Front uni contre la carte d'identité électronique Ines

Législation - Avocats, magistrats et militants des droits de l’homme se mobilisent pour dénoncer le projet de carte d'identité électronique Ines, dont ils jugent certains aspects «totalitaires». Ils demandent au ministre de l’Intérieur son retrait pur et simple

"Inepte, nocif, effrayant et scélérat". C'est ainsi que les opposants au projet gouvernemental de carte d'identité électronique ont rebaptisé Ines.  

Le projet Ines, pour "identité nationale électronique sécurisée", est violemment critiqué par une demi-douzaine d'organisations (*), parmi lesquelles on recense aussi bien des défenseurs des droits de l'homme, comme la Ligue des droits de l'homme (LDH), que des juges représentés par le Syndicat de la magistrature (SM).

Cette future carte d'identité électronique, qui devrait être délivrée début 2006, intégrera, en plus de l'état civil de son titulaire, des identifiants biométriques correspondant aux empreintes digitales et à la photo d'identité. D'autres données personnelles pourront être stockées dans la puce, puisqu'Ines servira également d'identifiant pour les services d'administration électronique ou pour la signature électronique, par exemple de contrats commerciaux.

En outre, elle intègrera un portefeuille électronique, sorte de pense-bête où l'usager peut librement stocker son numéro de sécurité social ou d'autres références. En avril dernier, le ministère de l'Intérieur a décidé qu'elle serait payante et, a priori, obligatoire.

Un projet aux «aspects totalitaires»

Pour dénoncer Ines, les six associations ont publié sur leurs sites respectifs une pétition et un argumentaire commun. «Le projet de carte électronique à données biométriques comporte des risques importants d'atteintes à la vie privée et aux libertés individuelles, alors que la réalité des objectifs affiché pour le justifier n'est pas démontrée», peut-on y lire.

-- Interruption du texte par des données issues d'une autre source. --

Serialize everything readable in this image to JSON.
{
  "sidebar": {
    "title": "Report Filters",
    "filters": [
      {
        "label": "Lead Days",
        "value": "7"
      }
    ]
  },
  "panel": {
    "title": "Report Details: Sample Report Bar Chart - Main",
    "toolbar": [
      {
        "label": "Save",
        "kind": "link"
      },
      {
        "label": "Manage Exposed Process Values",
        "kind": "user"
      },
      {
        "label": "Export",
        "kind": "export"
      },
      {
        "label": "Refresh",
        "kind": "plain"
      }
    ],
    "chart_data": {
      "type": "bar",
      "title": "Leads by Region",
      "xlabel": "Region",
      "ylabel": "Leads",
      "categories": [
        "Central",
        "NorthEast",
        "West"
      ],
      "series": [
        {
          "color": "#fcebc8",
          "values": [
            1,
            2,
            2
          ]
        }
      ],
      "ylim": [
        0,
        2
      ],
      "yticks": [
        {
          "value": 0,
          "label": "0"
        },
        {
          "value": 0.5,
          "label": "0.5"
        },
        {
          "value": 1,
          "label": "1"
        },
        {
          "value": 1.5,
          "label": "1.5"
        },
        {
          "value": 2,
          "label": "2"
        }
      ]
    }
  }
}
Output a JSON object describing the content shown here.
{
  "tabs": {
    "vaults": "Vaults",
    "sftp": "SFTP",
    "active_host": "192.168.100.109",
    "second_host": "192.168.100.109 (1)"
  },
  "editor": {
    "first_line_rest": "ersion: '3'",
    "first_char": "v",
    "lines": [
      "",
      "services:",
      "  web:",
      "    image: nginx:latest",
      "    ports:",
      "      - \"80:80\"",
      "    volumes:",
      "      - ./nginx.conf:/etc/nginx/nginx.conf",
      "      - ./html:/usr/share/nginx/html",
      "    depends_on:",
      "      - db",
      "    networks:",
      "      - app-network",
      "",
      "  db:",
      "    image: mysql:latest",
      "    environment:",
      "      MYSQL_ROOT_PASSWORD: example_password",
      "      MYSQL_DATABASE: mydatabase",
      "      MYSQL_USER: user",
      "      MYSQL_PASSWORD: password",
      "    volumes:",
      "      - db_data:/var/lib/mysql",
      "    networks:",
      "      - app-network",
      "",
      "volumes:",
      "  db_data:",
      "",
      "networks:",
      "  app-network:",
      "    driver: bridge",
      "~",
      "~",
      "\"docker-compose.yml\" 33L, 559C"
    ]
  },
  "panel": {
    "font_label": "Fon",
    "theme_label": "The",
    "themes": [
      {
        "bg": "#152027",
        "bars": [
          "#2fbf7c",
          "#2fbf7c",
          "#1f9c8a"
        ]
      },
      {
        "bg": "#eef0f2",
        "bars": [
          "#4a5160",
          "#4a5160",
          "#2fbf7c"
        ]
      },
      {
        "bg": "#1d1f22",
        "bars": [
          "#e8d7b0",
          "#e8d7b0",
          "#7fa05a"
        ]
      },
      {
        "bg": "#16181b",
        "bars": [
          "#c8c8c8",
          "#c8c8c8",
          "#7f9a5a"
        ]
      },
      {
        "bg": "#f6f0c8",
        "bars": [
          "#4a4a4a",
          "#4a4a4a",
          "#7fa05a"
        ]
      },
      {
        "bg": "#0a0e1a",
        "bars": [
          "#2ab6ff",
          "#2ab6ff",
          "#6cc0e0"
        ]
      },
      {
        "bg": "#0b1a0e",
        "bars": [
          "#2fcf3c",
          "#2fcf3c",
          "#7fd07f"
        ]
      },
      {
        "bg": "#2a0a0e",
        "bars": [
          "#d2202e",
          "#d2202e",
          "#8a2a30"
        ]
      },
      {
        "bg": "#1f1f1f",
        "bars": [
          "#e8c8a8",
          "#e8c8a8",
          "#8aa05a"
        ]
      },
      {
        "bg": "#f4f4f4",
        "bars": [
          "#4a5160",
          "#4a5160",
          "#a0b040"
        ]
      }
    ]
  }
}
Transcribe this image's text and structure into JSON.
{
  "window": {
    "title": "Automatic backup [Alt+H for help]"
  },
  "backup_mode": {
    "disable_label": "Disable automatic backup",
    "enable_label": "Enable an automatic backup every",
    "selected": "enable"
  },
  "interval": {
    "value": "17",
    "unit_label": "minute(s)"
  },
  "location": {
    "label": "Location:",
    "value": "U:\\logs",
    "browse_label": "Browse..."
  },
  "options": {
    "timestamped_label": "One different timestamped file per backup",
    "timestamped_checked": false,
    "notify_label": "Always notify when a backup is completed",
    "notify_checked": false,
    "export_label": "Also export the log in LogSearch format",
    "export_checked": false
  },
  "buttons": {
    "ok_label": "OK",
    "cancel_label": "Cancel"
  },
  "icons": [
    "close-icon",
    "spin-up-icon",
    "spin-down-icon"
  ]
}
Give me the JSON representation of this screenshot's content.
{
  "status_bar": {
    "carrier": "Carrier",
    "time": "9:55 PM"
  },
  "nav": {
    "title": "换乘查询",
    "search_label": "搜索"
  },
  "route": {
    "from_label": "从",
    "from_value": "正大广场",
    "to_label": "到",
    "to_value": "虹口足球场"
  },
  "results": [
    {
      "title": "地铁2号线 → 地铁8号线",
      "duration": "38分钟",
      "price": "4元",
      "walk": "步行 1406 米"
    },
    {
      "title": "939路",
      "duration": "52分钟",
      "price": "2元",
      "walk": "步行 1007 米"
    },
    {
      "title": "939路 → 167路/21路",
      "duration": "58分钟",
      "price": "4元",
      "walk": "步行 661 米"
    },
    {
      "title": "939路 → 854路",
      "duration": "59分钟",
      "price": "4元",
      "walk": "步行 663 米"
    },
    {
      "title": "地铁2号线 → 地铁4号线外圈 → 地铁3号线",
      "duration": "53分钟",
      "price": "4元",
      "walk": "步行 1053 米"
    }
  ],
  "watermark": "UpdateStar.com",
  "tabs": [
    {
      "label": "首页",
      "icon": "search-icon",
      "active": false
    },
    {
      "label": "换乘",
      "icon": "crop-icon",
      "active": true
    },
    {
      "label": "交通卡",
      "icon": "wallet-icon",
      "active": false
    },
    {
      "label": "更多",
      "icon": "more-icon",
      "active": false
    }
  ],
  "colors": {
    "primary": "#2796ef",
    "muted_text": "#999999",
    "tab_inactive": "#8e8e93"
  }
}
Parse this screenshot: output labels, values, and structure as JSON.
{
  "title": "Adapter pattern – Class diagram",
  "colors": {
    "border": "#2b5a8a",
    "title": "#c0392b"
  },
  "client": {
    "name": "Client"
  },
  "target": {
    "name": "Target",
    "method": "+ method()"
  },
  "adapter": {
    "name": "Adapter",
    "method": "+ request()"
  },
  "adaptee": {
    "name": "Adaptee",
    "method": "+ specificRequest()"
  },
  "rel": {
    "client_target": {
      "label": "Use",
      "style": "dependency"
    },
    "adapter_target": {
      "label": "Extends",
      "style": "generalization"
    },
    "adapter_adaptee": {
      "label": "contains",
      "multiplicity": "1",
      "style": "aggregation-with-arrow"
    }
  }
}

«Le gouvernement explique que ce projet va notamment permettre de lutter contre les falsifications de la carte d'identité actuelle. Or, elle est à notre connaissance peu falsifiée, il s'agit donc d'un argument fallacieux», explique à ZDNet Céline Curt, avocate et membre du Syndicat des avocats de France. «En fait ce projet à pour but de créer un immense fichier central dont le but est de renforcer le contrôle policier de la société française», poursuit-elle, précisant que «les magistrats ont une mission de défense des libertés individuelles et elles sont ici en danger.»

Même son de cloches chez les magistrats. «Ce projet possède certains aspects totalitaires», avertit Côme Jacqmin, secrétaire général du Syndicat de la magistrature. «Aujourd'hui le fichier des empreintes digitales intègre 1,8 million de fiches traitant de personnes ayant eu affaire à la police. Demain avec Ines, c'est potentiellement les empreintes de 65 millions de Français qui seront fichées.»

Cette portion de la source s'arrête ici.